Dans son argumentaire, Bercy explique vouloir laisser plus de souplesse aux professionnels comme aux particuliers...
A.-S. P.-F. : Depuis qu'une communication a été mise en place sur les thermostats, le taux d’équipement des Français a augmenté : au moins 1 sur 2 dispose dorénavant d’un moyen basique de régulation de son chauffage. Le décret thermostat a donc déjà incité les Français à prendre conscience de l’intérêt de ces solutions et à s’équiper, même si bien sûr il y a, comme à chaque fois, ceux qui anticipent et ceux qui ne bougent pas tant que la réglementation ne l’impose pas.
Le problème étant que les produits censés être vendus sont déjà fabriqués et que les commandes sont déjà passées. La filière, que ce soit les industriels ou les installateurs, était déjà dans la course pour tenir l’échéance de 2027. Il n'y a pas de contraintes de notre côté ; au contraire, nous sommes même en plein boom de développement. Dans ces conditions, le report n’est pas opportun et vient donc clairement couper la dynamique.

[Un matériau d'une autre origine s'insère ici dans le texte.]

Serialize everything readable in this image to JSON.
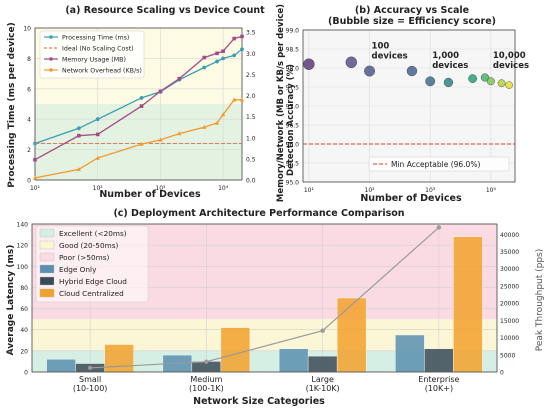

C’est dommageable pour les professionnels comme pour les particuliers et cela suscite de l’incompréhension. Il y a aussi des enjeux sur notre trajectoire carbone, alors que nos consommations repartent à la hausse sur les combustibles fossiles.
Roland Lescure, le ministre de l'Économie, a également indiqué que la réglementation européenne laissait encore de la marge pour s'équiper...
A.-S. P.-F. : La directive EPBD (sur la performance énergétique des bâtiments) dit en effet que les États membres ont jusqu’au 1ᵉʳ janvier 2030 pour s’équiper en Bacs. Les thermostats ne sont en revanche pas couverts par cette réglementation européenne.
Le locataire de Bercy a mentionné une aide destinée aux ménages pour leur équipement en thermostat...
A.-S. P.-F. : La fiche CEE (Certificats d'économies d'énergie) BAR-TH-173 peut ouvrir droit à des aides. Pour le chauffage électrique, il existe aussi des solutions qui peuvent être couplées avec une rémunération liée à la flexibilité, ce qui permet d’avoir des contrats plus attractifs. En termes de coût, ces solutions n’ont aucune commune mesure avec l'investissement que représentent d'autres solutions d’efficacité énergétique. On n’est pas du tout dans les mêmes budgets que le changement du mode de chauffage, par exemple. Les retours sur investissement des thermostats sont en moyenne inférieurs à 5 ans.
Quelle est la prochaine étape du projet de décret gouvernemental ?
A.-S. P.-F. : Les avis du CSE comme du CSCEE sont uniquement consultatifs, de même que les contributions collectées dans le cadre de la consultation publique. Mais il sera intéressant de regarder si le Gouvernement continue désormais à porter ce report à 2030, au moins sur la partie thermostat. Nous attendons maintenant la publication du texte au Journal officiel, dont la date est à la main du Gouvernement.